Vernon Barford School via Compfight

I like to think I was too busy learning to be bothered with school. But looking back, I have to admit it may look like I was too undisciplined and too unmotivated. The truth is I was afraid. I was afraid of failing. And I was even more afraid of succeeding.

I don’t remember a time when I wasn’t reading. As a first grader, I was reading the fifth-grade reading book. By myself at a table in the classroom. I seem to remember my teacher, Miss Peggy, talking with my mom about moving me up a grade because of my reading. My mom demurred, arguing that my other academic and social skills were not as advanced as my reading. She may have been right.
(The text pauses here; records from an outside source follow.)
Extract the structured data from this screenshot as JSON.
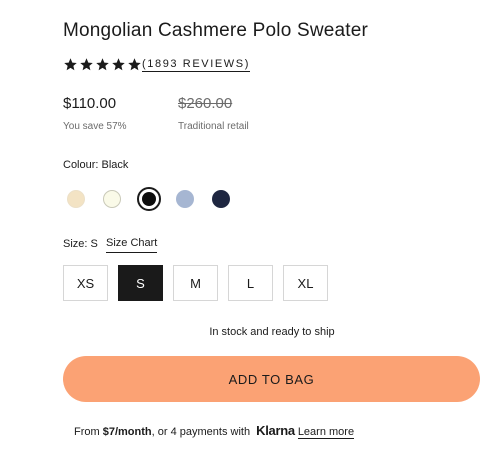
{
  "product": {
    "title": "Mongolian Cashmere Polo Sweater",
    "rating_stars": 5,
    "reviews_label": "(1893 REVIEWS)"
  },
  "pricing": {
    "price": "$110.00",
    "save": "You save 57%",
    "original_price": "$260.00",
    "original_label": "Traditional retail"
  },
  "colour": {
    "label": "Colour: Black",
    "swatches": [
      {
        "name": "cream",
        "hex": "#f3e3c4"
      },
      {
        "name": "ivory",
        "hex": "#fafae8"
      },
      {
        "name": "black",
        "hex": "#0d0d0d",
        "selected": true
      },
      {
        "name": "light-blue",
        "hex": "#a6b6d2"
      },
      {
        "name": "navy",
        "hex": "#1e2640"
      }
    ]
  },
  "size": {
    "label": "Size: S",
    "chart_link": "Size Chart",
    "options": [
      "XS",
      "S",
      "M",
      "L",
      "XL"
    ],
    "selected": "S"
  },
  "stock_text": "In stock and ready to ship",
  "add_to_bag": "ADD TO BAG",
  "financing": {
    "prefix": "From ",
    "amount": "$7/month",
    "middle": ", or 4 payments with ",
    "provider": "Klarna",
    "link": "Learn more"
  }
}
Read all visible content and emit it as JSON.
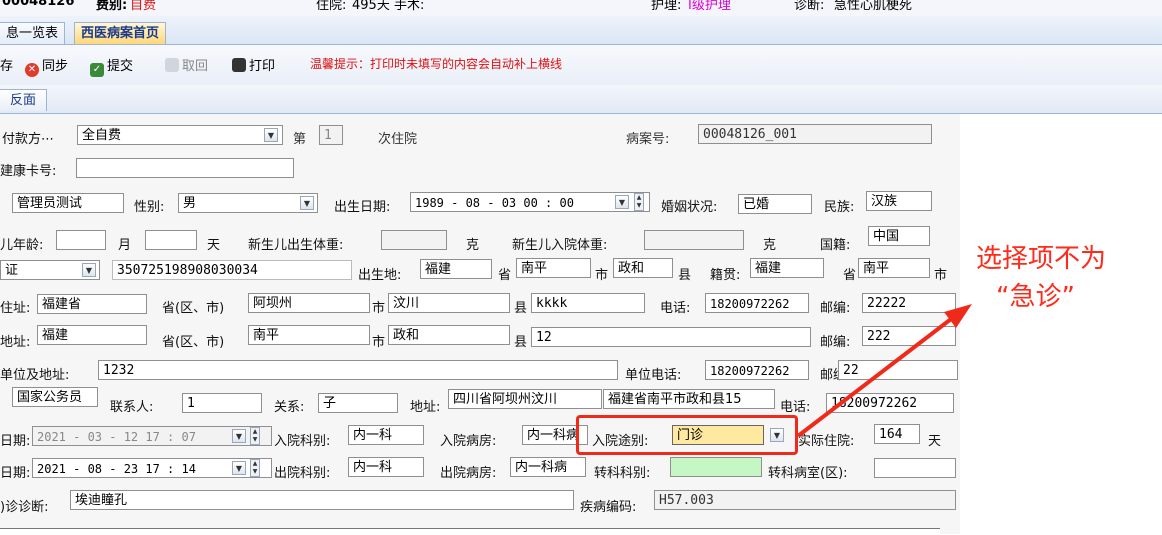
{
  "header": {
    "patient_id": "00048126",
    "fee_type_label": "费别:",
    "fee_type_value": "自费",
    "stay_label": "住院:",
    "stay_value": "495天 手术:",
    "nursing_label": "护理:",
    "nursing_value": "I级护理",
    "diagnosis_label": "诊断:",
    "diagnosis_value": "急性心肌梗死"
  },
  "tabs": [
    {
      "label": "息一览表"
    },
    {
      "label": "西医病案首页"
    }
  ],
  "toolbar": {
    "save_label": "存",
    "sync_label": "同步",
    "submit_label": "提交",
    "withdraw_label": "取回",
    "print_label": "打印",
    "tip": "温馨提示：打印时未填写的内容会自动补上横线"
  },
  "subtabs": [
    {
      "label": "反面"
    }
  ],
  "form": {
    "payment_label": "付款方⋯",
    "payment_value": "全自费",
    "admission_no_label": "第",
    "admission_no_value": "1",
    "admission_no_suffix": "次住院",
    "case_no_label": "病案号:",
    "case_no_value": "00048126_001",
    "health_card_label": "建康卡号:",
    "health_card_value": "",
    "name_value": "管理员测试",
    "gender_label": "性别:",
    "gender_value": "男",
    "birth_label": "出生日期:",
    "birth_value": "1989 - 08 - 03   00 : 00",
    "marital_label": "婚姻状况:",
    "marital_value": "已婚",
    "ethnic_label": "民族:",
    "ethnic_value": "汉族",
    "infant_age_label": "儿年龄:",
    "infant_month_label": "月",
    "infant_day_label": "天",
    "newborn_birth_weight_label": "新生儿出生体重:",
    "newborn_birth_weight_unit": "克",
    "newborn_admit_weight_label": "新生儿入院体重:",
    "newborn_admit_weight_unit": "克",
    "nationality_label": "国籍:",
    "nationality_value": "中国",
    "id_type_value": "证",
    "id_number_value": "350725198908030034",
    "birthplace_label": "出生地:",
    "birthplace_province": "福建",
    "province_label": "省",
    "birthplace_city": "南平",
    "city_label": "市",
    "birthplace_county": "政和",
    "county_label": "县",
    "native_label": "籍贯:",
    "native_province": "福建",
    "native_city": "南平",
    "current_addr_label": "住址:",
    "current_addr_province": "福建省",
    "province_region_label": "省(区、市)",
    "current_addr_city": "阿坝州",
    "current_addr_county": "汶川",
    "current_addr_detail": "kkkk",
    "phone_label": "电话:",
    "phone_value": "18200972262",
    "zip_label": "邮编:",
    "current_zip": "22222",
    "household_addr_label": "地址:",
    "household_province": "福建",
    "household_city": "南平",
    "household_county": "政和",
    "household_detail": "12",
    "household_zip": "222",
    "work_addr_label": "单位及地址:",
    "work_addr_value": "1232",
    "work_phone_label": "单位电话:",
    "work_phone_value": "18200972262",
    "work_zip": "22",
    "occupation_value": "国家公务员",
    "contact_label": "联系人:",
    "contact_value": "1",
    "relation_label": "关系:",
    "relation_value": "子",
    "contact_addr_label": "地址:",
    "contact_addr_value": "四川省阿坝州汶川",
    "contact_addr2_value": "福建省南平市政和县15",
    "contact_phone_label": "电话:",
    "contact_phone_value": "18200972262",
    "admit_date_label": "日期:",
    "admit_date_value": "2021 - 03 - 12   17 : 07",
    "admit_dept_label": "入院科别:",
    "admit_dept_value": "内一科",
    "admit_ward_label": "入院病房:",
    "admit_ward_value": "内一科病",
    "admit_route_label": "入院途别:",
    "admit_route_value": "门诊",
    "actual_stay_label": "实际住院:",
    "actual_stay_value": "164",
    "actual_stay_unit": "天",
    "discharge_date_label": "日期:",
    "discharge_date_value": "2021 - 08 - 23   17 : 14",
    "discharge_dept_label": "出院科别:",
    "discharge_dept_value": "内一科",
    "discharge_ward_label": "出院病房:",
    "discharge_ward_value": "内一科病",
    "transfer_dept_label": "转科科别:",
    "transfer_dept_value": "",
    "transfer_room_label": "转科病室(区):",
    "transfer_room_value": "",
    "outpatient_diag_label": ")诊诊断:",
    "outpatient_diag_value": "埃迪瞳孔",
    "disease_code_label": "疾病编码:",
    "disease_code_value": "H57.003"
  },
  "annotation": {
    "text_line1": "选择项不为",
    "text_line2": "“急诊”",
    "color": "#ff2a1a"
  }
}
By third grade, I had discovered girls and a love for writing. Mrs. Kight’s third grade classroom was world headquarters for the periodical Odd Sane Dog, a handwritten, hand-copied, and hand-distributed counter-culture newsletter. Well, it was as counter-culture as possible for a third grader in southeast Georgia. But there also was Molly Cannon in the third grade.

Oh, Molly.

Good golly, indeed.

I fell hard for Molly. Too bad for me, she didn’t give me the time of day. I guess the OSD was too out there for her.

In the fifth grade, I discovered the power of getting other people’s attention. There was the time I got sent to the principal’s office for talking too much about our Little League game from the day before. The principal had a novel way of dealing with loquacious fifth-graders. He made us sit out on a bench in front of his office with white adhesive tape crossed over our mouths. Imagine the looks we got as our colleagues passed by on the way to recess or lunch or wherever. Funny, ha ha! Imagine the look I got from my mom (who worked in the school office by this time) when she saw me like that!

As a seventh-grader, I became a published poet. No, for real.